Nutrients. 2023 Oct 26;15(21):4535. doi: 10.3390/nu15214535.


Amy Posterick 1Candace L Ayars 1


Author information

1College of Graduate Health Studies, A.T. Still University, 800 W. Jefferson St., Kirksville, MO 63501, USA.


Poor adherence to a gluten-free diet for those with celiac disease is a well-established risk factor, leading to gastrointestinal symptoms, malabsorption of nutrients, and psychiatric complications. Previous studies have shown that those outside urban areas encounter unique barriers to dietary adherence and are less likely to engage in health management behaviors than those in urban regions. This study aimed to examine the relationship between gluten-free dietary adherence and individual, relationship, and community factors, including the geographic location of residence on the rural-urban continuum, for 253 adults with celiac disease living in the United States.

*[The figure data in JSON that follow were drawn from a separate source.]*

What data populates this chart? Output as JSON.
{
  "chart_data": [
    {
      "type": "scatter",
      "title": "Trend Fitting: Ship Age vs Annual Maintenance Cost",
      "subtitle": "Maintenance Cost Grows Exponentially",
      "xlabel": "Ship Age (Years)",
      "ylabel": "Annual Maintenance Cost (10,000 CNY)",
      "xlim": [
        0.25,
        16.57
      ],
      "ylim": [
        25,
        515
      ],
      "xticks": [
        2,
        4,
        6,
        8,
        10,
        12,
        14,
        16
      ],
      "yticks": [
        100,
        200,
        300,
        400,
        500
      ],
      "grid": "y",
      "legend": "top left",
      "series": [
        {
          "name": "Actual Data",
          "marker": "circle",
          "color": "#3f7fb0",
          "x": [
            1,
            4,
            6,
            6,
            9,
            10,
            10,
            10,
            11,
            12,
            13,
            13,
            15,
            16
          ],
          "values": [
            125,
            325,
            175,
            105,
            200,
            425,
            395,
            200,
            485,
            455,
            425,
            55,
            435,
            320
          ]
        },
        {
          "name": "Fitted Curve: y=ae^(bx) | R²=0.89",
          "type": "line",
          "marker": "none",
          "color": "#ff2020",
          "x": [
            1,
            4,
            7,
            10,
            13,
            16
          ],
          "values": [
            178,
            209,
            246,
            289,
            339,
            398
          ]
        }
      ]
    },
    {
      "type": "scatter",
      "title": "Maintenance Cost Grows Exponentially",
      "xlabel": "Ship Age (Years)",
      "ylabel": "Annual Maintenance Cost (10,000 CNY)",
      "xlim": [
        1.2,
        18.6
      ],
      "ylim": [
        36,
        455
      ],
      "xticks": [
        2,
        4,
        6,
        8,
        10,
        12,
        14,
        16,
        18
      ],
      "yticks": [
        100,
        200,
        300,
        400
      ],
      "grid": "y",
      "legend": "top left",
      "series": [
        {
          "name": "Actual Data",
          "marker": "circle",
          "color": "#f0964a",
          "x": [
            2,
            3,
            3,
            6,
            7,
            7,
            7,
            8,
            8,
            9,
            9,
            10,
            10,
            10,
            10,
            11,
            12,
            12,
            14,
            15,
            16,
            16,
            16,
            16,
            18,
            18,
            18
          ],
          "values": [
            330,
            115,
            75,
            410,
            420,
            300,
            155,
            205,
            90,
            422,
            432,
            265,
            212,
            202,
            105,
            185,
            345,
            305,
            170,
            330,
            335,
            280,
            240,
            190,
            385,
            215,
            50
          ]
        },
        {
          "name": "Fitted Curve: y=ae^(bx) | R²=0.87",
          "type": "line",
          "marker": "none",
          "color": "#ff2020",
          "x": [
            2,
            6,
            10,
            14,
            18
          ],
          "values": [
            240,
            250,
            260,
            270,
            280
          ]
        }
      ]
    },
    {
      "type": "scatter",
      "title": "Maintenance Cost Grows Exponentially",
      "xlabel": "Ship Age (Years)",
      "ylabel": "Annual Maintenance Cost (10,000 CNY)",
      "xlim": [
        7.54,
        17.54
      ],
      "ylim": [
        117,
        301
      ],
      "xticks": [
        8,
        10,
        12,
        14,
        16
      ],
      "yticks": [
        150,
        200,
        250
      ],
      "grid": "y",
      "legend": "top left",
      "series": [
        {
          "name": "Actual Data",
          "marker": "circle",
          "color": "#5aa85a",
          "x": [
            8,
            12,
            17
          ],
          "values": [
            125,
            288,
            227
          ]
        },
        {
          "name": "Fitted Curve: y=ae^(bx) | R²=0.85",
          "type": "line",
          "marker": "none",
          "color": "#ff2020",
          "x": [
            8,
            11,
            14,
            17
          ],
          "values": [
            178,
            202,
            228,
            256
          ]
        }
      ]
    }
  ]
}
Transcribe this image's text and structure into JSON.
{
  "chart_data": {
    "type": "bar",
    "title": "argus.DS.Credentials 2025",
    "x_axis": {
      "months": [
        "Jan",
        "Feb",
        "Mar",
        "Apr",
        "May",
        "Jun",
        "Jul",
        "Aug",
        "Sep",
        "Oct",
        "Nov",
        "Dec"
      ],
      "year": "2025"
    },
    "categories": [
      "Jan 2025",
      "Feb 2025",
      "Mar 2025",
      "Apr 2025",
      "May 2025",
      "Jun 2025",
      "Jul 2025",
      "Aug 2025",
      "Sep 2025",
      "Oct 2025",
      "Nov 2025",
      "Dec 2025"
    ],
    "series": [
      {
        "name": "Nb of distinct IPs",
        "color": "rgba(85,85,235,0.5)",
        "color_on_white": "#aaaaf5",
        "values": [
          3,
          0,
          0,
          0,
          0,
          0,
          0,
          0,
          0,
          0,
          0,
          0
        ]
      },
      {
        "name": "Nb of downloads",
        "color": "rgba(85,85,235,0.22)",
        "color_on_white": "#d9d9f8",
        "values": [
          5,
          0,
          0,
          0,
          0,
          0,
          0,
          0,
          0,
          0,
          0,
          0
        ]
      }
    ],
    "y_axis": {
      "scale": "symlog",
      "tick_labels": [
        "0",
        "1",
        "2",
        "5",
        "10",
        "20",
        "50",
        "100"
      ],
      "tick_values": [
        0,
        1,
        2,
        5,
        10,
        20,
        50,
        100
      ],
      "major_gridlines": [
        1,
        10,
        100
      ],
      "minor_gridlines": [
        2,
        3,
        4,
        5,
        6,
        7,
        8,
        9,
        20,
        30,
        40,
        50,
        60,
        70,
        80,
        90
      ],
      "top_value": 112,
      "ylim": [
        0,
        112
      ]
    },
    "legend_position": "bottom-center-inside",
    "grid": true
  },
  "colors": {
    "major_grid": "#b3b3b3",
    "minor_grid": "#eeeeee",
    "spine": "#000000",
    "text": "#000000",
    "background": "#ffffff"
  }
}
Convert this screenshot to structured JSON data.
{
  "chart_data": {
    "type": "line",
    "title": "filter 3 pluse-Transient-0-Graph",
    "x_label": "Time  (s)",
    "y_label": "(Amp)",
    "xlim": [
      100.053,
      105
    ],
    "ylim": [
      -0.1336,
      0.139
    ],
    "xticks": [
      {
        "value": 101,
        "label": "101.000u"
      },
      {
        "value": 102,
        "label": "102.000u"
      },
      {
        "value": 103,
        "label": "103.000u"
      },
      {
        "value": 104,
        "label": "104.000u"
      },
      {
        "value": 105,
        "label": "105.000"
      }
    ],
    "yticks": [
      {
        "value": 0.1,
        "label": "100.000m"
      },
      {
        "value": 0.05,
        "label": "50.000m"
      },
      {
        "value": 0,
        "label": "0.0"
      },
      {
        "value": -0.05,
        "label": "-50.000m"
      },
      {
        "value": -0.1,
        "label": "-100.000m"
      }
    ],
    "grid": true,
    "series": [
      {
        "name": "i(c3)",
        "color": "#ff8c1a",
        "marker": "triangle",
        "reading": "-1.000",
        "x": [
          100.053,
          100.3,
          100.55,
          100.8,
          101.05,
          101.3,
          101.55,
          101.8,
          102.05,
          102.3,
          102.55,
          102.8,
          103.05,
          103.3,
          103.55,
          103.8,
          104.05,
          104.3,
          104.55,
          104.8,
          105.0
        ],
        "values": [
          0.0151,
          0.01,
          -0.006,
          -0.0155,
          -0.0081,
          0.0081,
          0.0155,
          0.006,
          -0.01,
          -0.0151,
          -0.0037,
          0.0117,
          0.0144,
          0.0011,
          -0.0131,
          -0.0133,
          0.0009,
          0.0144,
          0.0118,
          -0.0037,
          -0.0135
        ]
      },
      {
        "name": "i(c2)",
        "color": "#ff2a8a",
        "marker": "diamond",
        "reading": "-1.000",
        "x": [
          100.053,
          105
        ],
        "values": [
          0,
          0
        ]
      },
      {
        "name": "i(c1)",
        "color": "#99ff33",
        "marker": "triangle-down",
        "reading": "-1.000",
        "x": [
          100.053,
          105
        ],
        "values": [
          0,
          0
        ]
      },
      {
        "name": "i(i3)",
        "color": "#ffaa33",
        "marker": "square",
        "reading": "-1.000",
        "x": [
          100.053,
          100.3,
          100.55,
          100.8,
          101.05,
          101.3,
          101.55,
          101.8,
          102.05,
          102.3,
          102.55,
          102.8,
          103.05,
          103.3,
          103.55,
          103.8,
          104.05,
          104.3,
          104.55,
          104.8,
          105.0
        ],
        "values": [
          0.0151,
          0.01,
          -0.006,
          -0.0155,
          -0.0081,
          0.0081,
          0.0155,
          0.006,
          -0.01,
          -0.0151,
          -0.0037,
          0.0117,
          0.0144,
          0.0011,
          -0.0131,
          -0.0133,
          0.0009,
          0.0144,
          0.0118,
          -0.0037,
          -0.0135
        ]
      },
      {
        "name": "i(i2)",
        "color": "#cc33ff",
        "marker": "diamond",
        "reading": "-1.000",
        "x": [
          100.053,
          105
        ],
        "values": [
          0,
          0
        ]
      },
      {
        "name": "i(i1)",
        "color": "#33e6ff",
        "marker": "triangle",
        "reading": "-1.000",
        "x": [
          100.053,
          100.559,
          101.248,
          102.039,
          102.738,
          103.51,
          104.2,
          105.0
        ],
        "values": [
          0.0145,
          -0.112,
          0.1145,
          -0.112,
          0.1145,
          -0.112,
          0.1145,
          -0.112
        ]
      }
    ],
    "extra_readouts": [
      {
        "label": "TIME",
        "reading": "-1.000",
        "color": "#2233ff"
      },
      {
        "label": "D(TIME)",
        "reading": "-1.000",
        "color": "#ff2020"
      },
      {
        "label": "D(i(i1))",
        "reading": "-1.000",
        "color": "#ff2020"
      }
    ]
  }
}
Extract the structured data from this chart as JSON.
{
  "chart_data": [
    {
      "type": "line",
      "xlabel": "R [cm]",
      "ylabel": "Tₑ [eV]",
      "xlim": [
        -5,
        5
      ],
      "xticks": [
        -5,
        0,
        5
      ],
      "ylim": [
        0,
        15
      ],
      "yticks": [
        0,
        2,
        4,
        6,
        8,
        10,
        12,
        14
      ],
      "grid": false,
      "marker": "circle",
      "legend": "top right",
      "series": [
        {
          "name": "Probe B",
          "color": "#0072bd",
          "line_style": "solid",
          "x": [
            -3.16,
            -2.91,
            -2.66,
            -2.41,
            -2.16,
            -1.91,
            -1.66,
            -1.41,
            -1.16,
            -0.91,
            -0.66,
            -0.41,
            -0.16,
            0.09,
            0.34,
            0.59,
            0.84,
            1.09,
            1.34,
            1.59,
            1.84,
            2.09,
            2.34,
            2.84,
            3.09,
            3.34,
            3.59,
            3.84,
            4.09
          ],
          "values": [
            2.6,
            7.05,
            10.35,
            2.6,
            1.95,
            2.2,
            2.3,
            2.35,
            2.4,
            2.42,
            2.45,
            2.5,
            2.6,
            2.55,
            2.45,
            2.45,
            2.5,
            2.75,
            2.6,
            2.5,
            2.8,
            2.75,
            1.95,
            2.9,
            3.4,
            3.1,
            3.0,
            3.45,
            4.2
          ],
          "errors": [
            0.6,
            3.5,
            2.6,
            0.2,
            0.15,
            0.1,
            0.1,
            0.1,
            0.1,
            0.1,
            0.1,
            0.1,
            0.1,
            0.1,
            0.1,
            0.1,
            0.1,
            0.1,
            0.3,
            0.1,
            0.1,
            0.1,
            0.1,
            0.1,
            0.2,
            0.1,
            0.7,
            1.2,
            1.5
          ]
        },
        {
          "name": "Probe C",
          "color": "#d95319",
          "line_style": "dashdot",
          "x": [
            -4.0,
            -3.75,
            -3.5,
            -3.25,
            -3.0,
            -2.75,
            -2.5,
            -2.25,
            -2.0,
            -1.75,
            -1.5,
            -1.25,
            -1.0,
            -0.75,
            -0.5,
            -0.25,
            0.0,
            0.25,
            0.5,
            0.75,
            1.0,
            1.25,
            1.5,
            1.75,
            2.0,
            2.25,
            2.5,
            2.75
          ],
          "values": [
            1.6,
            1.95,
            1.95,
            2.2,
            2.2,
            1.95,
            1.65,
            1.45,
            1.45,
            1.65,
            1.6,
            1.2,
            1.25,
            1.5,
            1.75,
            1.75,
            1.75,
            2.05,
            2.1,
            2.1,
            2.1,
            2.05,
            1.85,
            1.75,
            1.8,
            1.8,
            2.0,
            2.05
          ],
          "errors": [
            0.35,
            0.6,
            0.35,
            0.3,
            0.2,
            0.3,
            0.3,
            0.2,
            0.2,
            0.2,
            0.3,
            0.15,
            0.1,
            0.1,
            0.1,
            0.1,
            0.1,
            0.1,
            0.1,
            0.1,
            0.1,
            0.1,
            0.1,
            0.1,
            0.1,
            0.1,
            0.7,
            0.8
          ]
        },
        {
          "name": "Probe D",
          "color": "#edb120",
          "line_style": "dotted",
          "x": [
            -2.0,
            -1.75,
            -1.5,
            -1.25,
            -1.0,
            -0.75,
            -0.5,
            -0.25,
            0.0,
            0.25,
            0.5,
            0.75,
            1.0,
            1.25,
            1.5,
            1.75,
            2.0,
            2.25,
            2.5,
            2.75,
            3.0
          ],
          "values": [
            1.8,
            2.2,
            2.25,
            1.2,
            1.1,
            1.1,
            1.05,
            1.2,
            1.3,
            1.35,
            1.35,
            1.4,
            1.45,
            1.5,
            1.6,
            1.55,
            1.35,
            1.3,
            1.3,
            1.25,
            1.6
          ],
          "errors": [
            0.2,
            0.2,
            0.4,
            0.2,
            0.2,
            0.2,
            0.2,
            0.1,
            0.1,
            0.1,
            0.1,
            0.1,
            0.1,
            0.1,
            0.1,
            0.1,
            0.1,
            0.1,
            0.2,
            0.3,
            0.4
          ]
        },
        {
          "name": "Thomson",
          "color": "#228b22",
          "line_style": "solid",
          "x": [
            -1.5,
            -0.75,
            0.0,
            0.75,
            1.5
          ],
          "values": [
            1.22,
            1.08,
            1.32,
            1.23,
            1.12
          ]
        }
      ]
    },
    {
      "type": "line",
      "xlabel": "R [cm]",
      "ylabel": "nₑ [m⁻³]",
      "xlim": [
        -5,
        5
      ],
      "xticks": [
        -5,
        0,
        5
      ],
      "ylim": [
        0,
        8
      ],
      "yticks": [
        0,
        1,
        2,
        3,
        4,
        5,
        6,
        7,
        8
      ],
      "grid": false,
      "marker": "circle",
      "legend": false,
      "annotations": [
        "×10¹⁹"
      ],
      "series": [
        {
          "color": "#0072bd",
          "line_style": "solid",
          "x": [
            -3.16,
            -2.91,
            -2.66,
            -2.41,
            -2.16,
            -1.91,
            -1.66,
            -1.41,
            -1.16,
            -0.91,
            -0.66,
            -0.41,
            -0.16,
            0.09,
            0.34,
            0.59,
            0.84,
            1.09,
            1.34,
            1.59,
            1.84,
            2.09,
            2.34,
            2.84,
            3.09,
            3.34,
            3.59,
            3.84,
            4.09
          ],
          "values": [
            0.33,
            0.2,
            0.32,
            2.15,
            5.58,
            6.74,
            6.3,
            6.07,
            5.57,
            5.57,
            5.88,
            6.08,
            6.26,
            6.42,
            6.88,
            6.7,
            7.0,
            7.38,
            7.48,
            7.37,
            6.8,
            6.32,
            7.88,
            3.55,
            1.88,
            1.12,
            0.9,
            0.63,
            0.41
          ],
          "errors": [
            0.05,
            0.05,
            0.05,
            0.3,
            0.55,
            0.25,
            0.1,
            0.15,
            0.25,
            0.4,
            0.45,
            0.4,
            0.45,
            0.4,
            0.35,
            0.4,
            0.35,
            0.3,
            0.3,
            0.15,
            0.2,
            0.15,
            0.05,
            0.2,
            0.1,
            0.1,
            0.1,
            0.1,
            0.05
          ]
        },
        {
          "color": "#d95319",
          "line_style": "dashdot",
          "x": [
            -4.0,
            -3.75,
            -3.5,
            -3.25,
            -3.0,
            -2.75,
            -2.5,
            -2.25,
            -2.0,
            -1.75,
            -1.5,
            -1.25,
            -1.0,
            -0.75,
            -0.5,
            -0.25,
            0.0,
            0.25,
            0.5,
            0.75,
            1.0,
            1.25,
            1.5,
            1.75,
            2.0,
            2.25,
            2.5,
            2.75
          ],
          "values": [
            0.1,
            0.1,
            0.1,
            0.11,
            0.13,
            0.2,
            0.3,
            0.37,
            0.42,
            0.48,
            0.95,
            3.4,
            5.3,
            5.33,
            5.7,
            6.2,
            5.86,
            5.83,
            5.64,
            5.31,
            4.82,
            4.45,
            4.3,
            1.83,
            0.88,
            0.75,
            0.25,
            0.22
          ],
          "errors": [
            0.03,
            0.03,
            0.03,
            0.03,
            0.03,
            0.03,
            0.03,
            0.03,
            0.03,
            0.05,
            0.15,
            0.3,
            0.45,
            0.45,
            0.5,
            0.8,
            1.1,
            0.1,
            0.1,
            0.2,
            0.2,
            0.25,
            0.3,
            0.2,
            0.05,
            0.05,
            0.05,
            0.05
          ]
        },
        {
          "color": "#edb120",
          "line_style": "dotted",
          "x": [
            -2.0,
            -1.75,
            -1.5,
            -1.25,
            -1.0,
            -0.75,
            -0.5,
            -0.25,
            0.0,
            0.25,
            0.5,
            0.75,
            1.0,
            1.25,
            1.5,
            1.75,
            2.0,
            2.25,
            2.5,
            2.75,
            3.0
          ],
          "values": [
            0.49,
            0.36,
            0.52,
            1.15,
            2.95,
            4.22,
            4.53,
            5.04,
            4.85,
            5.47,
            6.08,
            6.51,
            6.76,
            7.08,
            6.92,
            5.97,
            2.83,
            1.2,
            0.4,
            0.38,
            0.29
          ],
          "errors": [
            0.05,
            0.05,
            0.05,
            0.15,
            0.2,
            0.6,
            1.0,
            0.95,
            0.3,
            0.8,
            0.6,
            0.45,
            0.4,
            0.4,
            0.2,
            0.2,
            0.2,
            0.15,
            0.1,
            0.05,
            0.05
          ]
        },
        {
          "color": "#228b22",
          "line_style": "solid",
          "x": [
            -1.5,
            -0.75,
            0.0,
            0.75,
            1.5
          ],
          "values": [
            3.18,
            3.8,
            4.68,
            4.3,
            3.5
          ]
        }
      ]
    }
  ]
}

Those with celiac disease residing in urban regions had significantly better dietary adherence than those residing in nonurban areas (p < 0.05). Those living in nonurban communities had, on average, poor enough adherence scores to suggest ongoing intestinal damage from gluten consumption. Geographic location, age, years since diagnosis, and annual income significantly predicted compliance with a gluten-free diet for those with celiac disease, accounting for nearly 20% of the variance. Those living outside urban areas with a lower income, younger age, and more recent diagnosis of celiac disease had the worst dietary adherence, placing them at the most risk for ongoing disease progression and complications.